BCB Review: A Hawkish Tweak
The Brazilian Central Bank (BCB) kept the policy rate unchanged at 10.5%, with a hawkish tone highlighting risks. Strong domestic growth and employment data persist despite monetary tightening. Inflation expectations for 2024 and 2025 are at 4.1% and 4.0%, respectively, above the 3.0% target. Fiscal challenges remain, but no crisis is imminent. The BCB is cautious, with no rate cuts expected, though some foresee potential hikes due to inflation convergence concerns.
Figure 1: Brazil Policy Rate (%)
Source: BCB
The Brazilian Central Bank (BCB) has decided on the policy rate. Aligned with market expectations, the BCB has unanimously maintained the policy rate unchanged at 10.5%. However, what caught the most attention was the hawkish tone of the communiqué, highlighting the risks. Although most market participants forecast the policy rate to be kept unchanged, it is possible that some will now switch and start to forecast a hike.
Regarding foreign markets, the BCB stressed the lack of synchrony between countries, which demands caution from emerging economies.
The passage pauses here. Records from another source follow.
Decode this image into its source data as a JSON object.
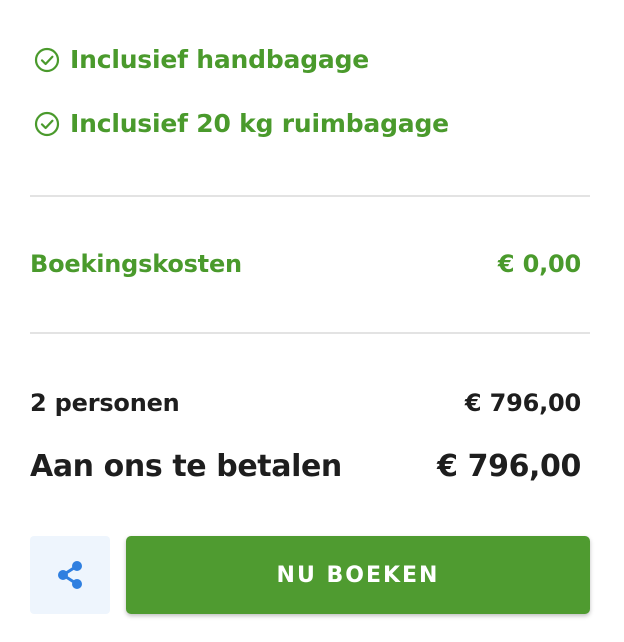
{
  "features": [
    {
      "label": "Inclusief handbagage",
      "icon": "check-circle-icon"
    },
    {
      "label": "Inclusief 20 kg ruimbagage",
      "icon": "check-circle-icon"
    }
  ],
  "fee": {
    "label": "Boekingskosten",
    "value": "€ 0,00"
  },
  "persons": {
    "label": "2 personen",
    "value": "€ 796,00"
  },
  "total": {
    "label": "Aan ons te betalen",
    "value": "€ 796,00"
  },
  "actions": {
    "share_icon": "share-icon",
    "book_label": "NU BOEKEN"
  },
  "colors": {
    "accent_green": "#4a9a2c",
    "button_green": "#4f9b30",
    "share_blue": "#2f7fe0",
    "share_bg": "#eef5fd",
    "text_dark": "#1e1e1e",
    "divider": "#e3e3e3"
  }
}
In domestic markets, the Brazilian economy continues to show higher dynamism than previously thought. In fact, employment numbers remain strong, and recent data points to growth in the second quarter; given the level of monetary tightening, one would expect the economy to decelerate.
Inflation expectations for 2024 and 2025 now stand at 4.1% and 4.0%, respectively. As we approach 2025, inflation expectations for this year have been rising, which, of course, causes concern. Expectations are still somewhat far from the 3.0% target. Additionally, the BCB now expects services inflation to be stickier as they see the output gap narrowing.
The BCB is also monitoring developments on the fiscal front. As we have previously stated (here), the recent changes on the fiscal front suggest that the government may face difficulties complying with the fiscal rule, but the recent budgetary changes indicate that they will at least try. Brazilian markets are somewhat overreacting as we don’t see any sort of fiscal crisis coming. Although the fiscal targets will possibly not be met, the situation is far from catastrophic. Moreover, the recent devaluation of the BRL, along with other LatAm currencies, is not an idiosyncratic feature of Brazil but a factor of risk for the BCB.
All in all, the BCB is closely watching what is happening in the market, and due to the risks, it is prudent to wait and keep the policy rate unchanged. So far, cuts are completely out of the radar, but some market participants could start to interpret that the BCB might hike. We believe the fundamentals do not point to a hike, but we are not the BCB. We will gather more information from the minutes, but the BCB stated that any adjustment in the policy rate will be focused on the process of inflation convergence, which in actions could rather more indicate a hike rather than a cut.